Depuis sa création il y a 15 ans, le Festival international de cinéma pauvre accueille un nombre croissant de réalisateurs indépendants à Gibara. Mais l'Institut cubain du cinéma a jusqu'ici gardé la mainmise sur la production, la distribution et la promotion de chaque film.
Il y a trois ans, les cinéastes cubains se sont réunis pour discuter d'une réforme de l'industrie du cinéma dans l'île et demander une nouvelle législation. Ils ont obtenu non pas une loi, mais un décret qui tend à légaliser le cinéma indépendant. Celui-ci entrera en vigueur en septembre.
Si les cinéastes cubains se méfient des conditions de sélection de ces films, ils saluent la place reservée à la culture, toujours très importante à Cuba.
Une bonne nouvelle pour Benicio del Toro
Invité d'honneur du festival cette année, l'acteur portoricain Benicio del Toro entretient une relation singulière avec les Cubains depuis qu'il a interprété le Che en 2008. Il accueille cette nouvelle du décret avec un grand sourire, évoquant une "très bonne nouvelle" au micro de l'émission Tout un Monde.
Selon le comédien, "le ciné indépendant a sûrement plus d'opportunités au Mexique. Il y a un boom latino-américain, en Argentine et en Uruguay aussi. Mais à Cuba, il y a une véritable culture du cinéma. Partant de là, donner la possibilité aux jeunes cinéastes d'exprimer un point de vue, de façon indépendante, c'est comme offrir du vent à un oiseau."
Les cinéastes cubains méfiants
De leur côté, les cinéastes cubains ne sont pas tous aussi confiants que la star d’Hollywood. Réalisateur du film "Insoumises", première production helvético-cubaine, Fernando Pérez ne voit pas d'un bon oeil le controversé comité de sélection des films, composé de membres du gouvernement.
"Ils ont parfois du mal à comprendre l'amplitude et la diversité de certaines oeuvres", regrette Fernando Perez, avant d'ajouter: "Ils voudraient analyser notre travail sous un angle idéologique et le réduire à une seule lecture. Cela ne va pas changer du jour au lendemain, c'est un processus de discussion et nous l’avons entamé." Le cinéaste réclame un espace pour ces discussions, pour que si l’Etat s'oppose à un film, il ne l'interdise pas directement, mais en explique la raison.

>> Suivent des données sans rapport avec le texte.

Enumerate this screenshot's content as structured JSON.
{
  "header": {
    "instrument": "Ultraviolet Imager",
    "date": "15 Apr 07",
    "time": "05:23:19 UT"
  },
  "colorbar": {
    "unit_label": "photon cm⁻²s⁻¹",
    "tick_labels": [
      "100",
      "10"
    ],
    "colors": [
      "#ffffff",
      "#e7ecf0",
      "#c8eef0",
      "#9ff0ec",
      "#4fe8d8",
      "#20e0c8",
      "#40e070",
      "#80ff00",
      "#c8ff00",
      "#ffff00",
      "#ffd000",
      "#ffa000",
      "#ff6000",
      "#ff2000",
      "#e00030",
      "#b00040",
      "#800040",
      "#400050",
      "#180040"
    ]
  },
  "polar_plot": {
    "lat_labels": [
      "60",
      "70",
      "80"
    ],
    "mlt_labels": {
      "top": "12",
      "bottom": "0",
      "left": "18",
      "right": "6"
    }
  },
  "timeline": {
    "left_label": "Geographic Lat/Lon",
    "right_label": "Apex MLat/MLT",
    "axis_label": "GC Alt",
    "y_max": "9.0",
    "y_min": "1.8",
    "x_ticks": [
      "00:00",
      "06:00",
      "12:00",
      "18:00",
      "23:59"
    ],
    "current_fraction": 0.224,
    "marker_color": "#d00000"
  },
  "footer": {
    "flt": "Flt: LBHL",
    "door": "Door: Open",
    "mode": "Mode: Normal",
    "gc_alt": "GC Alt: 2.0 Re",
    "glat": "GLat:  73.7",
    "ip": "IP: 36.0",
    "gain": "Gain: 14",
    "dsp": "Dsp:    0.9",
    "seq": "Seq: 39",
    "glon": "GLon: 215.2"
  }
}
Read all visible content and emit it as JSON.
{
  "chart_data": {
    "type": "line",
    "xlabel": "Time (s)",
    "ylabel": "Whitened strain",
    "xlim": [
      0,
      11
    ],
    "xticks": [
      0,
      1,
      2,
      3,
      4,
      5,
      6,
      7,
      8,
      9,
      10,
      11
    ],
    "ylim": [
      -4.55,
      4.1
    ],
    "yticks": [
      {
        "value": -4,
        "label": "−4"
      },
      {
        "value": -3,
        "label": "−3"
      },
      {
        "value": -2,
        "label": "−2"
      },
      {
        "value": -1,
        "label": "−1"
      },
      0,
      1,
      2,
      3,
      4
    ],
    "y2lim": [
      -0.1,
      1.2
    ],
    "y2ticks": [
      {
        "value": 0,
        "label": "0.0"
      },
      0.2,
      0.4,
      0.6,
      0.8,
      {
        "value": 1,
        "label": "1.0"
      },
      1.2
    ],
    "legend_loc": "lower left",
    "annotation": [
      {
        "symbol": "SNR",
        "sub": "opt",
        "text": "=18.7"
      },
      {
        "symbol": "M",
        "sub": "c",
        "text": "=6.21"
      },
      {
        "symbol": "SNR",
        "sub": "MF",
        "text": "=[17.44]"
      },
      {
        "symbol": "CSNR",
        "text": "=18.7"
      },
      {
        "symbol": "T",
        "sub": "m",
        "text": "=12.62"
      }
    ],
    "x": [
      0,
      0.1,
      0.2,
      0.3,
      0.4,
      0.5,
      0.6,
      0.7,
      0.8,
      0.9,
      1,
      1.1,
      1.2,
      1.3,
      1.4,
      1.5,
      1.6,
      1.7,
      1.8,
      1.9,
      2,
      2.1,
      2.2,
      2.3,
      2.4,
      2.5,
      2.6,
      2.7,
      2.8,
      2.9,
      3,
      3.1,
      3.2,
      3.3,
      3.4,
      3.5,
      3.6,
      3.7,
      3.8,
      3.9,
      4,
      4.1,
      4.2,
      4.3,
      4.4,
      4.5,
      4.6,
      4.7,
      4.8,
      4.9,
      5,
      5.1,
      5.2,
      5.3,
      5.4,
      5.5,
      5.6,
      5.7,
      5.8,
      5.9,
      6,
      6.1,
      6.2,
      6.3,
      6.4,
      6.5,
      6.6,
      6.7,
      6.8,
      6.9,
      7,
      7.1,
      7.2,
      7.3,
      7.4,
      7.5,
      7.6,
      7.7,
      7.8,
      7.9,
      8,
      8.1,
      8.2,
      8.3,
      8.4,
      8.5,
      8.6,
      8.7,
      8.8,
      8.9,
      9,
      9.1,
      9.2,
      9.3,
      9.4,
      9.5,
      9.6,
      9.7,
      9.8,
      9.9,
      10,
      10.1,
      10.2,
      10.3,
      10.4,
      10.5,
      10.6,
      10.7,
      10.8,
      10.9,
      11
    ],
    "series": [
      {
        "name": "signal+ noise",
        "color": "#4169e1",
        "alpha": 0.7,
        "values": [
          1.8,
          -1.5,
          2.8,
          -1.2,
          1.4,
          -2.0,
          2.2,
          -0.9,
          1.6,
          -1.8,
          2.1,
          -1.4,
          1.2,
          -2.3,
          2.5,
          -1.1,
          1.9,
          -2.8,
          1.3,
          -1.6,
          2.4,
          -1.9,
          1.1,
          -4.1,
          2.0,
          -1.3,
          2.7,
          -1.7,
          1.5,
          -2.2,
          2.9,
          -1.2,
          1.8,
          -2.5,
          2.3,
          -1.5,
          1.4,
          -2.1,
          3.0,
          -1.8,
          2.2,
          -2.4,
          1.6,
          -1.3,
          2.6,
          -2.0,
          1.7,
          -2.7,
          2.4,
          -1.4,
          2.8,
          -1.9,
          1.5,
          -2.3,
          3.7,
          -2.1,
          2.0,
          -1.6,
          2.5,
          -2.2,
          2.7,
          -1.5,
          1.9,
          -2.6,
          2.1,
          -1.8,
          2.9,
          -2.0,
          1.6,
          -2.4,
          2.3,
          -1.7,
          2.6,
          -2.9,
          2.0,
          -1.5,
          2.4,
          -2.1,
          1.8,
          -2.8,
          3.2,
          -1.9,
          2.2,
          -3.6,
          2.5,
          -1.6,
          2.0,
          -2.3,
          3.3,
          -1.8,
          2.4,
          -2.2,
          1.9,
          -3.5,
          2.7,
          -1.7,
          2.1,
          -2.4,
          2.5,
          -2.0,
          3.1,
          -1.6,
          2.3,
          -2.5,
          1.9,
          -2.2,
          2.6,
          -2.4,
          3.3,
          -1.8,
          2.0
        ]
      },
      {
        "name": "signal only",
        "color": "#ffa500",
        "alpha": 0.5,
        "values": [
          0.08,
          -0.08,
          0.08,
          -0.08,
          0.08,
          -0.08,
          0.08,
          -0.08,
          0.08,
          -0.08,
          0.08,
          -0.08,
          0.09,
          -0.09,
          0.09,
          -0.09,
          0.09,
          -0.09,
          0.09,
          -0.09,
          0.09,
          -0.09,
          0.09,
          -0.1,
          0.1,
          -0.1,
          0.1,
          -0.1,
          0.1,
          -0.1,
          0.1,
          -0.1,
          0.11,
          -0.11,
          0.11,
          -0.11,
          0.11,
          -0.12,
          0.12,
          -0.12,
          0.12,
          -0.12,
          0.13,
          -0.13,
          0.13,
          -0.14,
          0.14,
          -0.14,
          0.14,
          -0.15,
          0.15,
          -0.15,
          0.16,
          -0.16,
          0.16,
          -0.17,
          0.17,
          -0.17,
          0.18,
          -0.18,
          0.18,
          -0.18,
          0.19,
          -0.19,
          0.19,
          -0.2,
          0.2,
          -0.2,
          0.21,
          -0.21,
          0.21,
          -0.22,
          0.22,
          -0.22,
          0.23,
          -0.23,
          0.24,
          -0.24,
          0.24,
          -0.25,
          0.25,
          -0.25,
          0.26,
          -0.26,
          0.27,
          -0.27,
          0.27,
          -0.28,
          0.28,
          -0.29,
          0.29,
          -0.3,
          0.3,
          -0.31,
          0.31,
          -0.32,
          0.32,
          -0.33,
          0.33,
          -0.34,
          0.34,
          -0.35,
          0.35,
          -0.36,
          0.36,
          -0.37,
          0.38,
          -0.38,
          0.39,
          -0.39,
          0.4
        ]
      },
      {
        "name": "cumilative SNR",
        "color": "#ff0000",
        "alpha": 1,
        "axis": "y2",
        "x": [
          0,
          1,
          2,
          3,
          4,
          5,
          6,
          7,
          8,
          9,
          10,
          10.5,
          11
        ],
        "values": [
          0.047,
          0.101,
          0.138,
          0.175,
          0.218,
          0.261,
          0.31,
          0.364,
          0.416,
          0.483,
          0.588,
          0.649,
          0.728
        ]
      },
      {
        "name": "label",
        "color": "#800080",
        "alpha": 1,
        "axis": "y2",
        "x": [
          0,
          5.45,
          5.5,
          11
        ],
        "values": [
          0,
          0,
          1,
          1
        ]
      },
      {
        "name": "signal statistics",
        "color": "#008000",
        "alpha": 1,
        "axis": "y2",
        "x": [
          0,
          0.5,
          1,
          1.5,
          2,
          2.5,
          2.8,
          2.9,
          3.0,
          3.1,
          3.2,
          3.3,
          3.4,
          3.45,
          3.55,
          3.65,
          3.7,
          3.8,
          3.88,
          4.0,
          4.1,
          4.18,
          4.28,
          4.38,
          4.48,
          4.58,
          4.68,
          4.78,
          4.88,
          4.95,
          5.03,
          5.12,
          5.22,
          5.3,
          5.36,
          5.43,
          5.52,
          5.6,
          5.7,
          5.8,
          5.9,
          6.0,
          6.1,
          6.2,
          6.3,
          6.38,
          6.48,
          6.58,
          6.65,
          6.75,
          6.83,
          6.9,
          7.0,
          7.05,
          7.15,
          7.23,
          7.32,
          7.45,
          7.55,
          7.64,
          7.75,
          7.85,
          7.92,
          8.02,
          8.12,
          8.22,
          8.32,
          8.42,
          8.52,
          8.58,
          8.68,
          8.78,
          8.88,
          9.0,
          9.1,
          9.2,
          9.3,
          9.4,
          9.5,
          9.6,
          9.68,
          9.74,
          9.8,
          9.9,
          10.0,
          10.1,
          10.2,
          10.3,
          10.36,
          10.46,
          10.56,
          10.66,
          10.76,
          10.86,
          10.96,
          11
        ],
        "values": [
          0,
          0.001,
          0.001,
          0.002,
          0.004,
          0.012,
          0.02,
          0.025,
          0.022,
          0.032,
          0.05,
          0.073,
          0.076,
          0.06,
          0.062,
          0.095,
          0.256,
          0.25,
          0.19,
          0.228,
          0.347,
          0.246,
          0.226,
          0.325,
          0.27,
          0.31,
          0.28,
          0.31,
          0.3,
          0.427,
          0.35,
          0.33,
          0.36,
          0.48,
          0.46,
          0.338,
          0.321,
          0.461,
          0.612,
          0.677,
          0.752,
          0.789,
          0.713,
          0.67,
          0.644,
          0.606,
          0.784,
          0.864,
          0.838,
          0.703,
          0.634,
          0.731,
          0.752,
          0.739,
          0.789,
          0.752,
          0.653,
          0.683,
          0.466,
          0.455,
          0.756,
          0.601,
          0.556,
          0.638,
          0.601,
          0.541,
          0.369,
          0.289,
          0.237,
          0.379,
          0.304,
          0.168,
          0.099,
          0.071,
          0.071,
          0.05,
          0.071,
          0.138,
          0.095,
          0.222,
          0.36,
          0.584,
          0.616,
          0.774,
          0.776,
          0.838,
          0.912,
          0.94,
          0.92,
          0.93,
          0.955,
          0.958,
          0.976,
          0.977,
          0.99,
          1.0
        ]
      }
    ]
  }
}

Je ne veux pas baisser les bras et me mettre à penser que ce décret est un nouvel outil de contrôle. Soyons optimistes, si ce décret existe, c’est grâce à la démarche que nous avons entreprise
Le film "Santa y Andrés" de Carlos Lechuga est un exemple des difficultés rencontrées par le cinéma cubain indépendant. Il a été censuré par les autorités, mais s'est tout de même propagé dans le pays grâce à une simple clef USB. Sa productrice Claudia Calviño reste toutefois confiante: "Si nous avons réussi à créer un mouvement qui a influencé une prise de décision du pays, alors nous pourrons peut-être recommencer."
Lenteur bureaucratique
Avec ce nouveau décret, les cinéastes indépendants vont désormais pouvoir obtenir des permis de tournage et d'importation d’équipement audiovisuel ou même faire venir des acteurs étrangers.
Mais selon le réalisateur indépendant Eduardo del Llano, il faudrait surtout en finir avec la lenteur bureaucratique: "Si pour filmer en bas de chez moi, je dois attendre plus de six mois qu’ils me donnent un permis de tournage, franchement je préfère prendre le risque de tourner sans autorisation."
Pour clôturer le festival, l'acteur Jorge Perugorria, connu pour son rôle dans le film cubain "Fraise et chocolat" a demandé deux choses: la levée du blocus des Etats-Unis et celle d'un autre blocus, intérieur à Cuba. La foule s’est levée pour acclamer ces paroles.